After a wild period before and after the official purchase of Twitter, the company’s new CEO settles on a request he has of the microblogging site’s users.
It’s been just over a month since Elon Musk officially took over Twitter and it’s been a wild chaotic ride, even before day one. And now Musk is pleading with the site’s readers for one simple thing.
It wasn’t that long ago, on April 5, when Musk made public the fact he had bought about 9% of Twitter’s shares. Soon after, Musk was offered a seat on the company’s board of directors under the condition he would not purchase more than 14.9% of its shares and undergo a background check.
Musk then turned down the board seat and instead offered to buy Twitter for $44 billion, well above the company’s market value. He trumpeted free speech principles as his rationale for the move.

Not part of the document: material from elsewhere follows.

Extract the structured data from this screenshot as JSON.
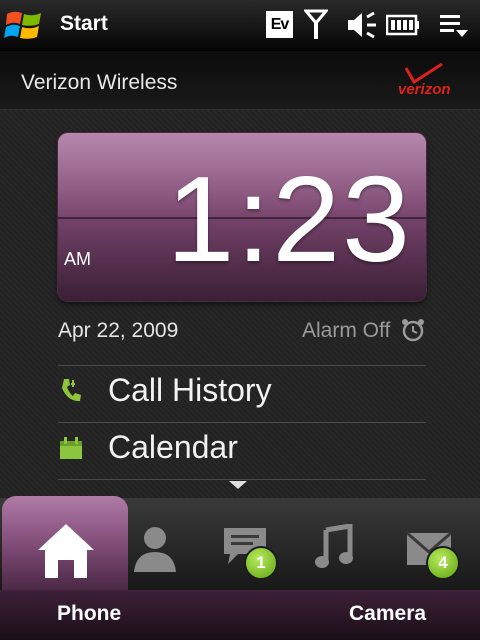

On April 25 Twitter accepted the offer. Musk then said on May 13 he was putting the purchase bid on hold, saying he wanted more details about the amount of spam and fake accounts on the microblogging site.
Twitter then said it was closing on the purchase agreement anyway as it was legally binding. The next few months seemed to be moving toward an October trial that would settle the dispute.
A judge gave the two sides until the end of the month to put a deal together.
The Deal Finally Becomes Official
On Oct. 27 the purchase was completed for the amount of the original Musk offer.
The next day, he fired Twitter’s CEO, CFO and other executives. Then came the workforce reduction layoffs. Some 3,700 people were let go, about half of the company’s employees.
Many Twitter workers found out their jobs were gone in unceremonious fashion. Some were simply unable to log in to their laptops while others received the news by virtue of being locked out of their Slack accounts.
Musk then offered Twitter employees an ultimatum on Nov. 16. He sent an email to all employees that said they will be required to work long, hardcore hours and that they must consent to these conditions. If they did not, they would lose their jobs and immediately receive three months of severance.
“Going forward, to build a breakthrough Twitter 2.0 and succeed in an increasingly competitive world, we will need to be extremely hardcore,” Musk wrote in the email. “This will mean working long hours at high intensity. Only exceptional performance will constitute a passing grade,” the billionaire wrote.
More than a thousand employees left the company and took the severance.
Musk also tried to begin charging for access to Twitter Blue, and then decided to suspend the program when users would nefariously pay for the user authentication designation just to impersonate other people.
Twitter restored former President Donald Trump’s account on Nov. 19. A controversy involving antisemitic posts from Ye (formerly Kanye West) on his restored Twitter account is ongoing, including a swastika image he tweeted that got his account suspended again.
Advertisers paused doing business with Twitter as concerns about a rise in hate speech on the platform mounted.
Musk accused Apple of threatening to remove Twitter’s App from its App Store. Then he took the accusation back, saying Apple never considered doing that.
He has also suggested that Twitter had, in the past, interfered with elections. But he hasn’t provided specifics or evidence.
Musk’s New Request of Twitter Readers
After all the turmoil in November and before, Musk has a simple plea for readers of Twitter posts now that December has arrived.
“I meet so many people who read Twitter every day, but almost never tweet,” he writes. “If I may beg your indulgence, please add your voice to the public dialogue!”
He followed that post with a couple other notes clarifying future moves he plans on making with the Twitter site.
“Twitter will start showing view count for all tweets, just as view count is shown for all videos,” reveals @elonmusk. “The system is far more alive than it would seem.”
“The problem is that likes are public, subjecting people to criticism, and ‘like’ is often the wrong description, as you often just think something is interesting or notable, but not likable. We need to add these critical distinctions,” he writes.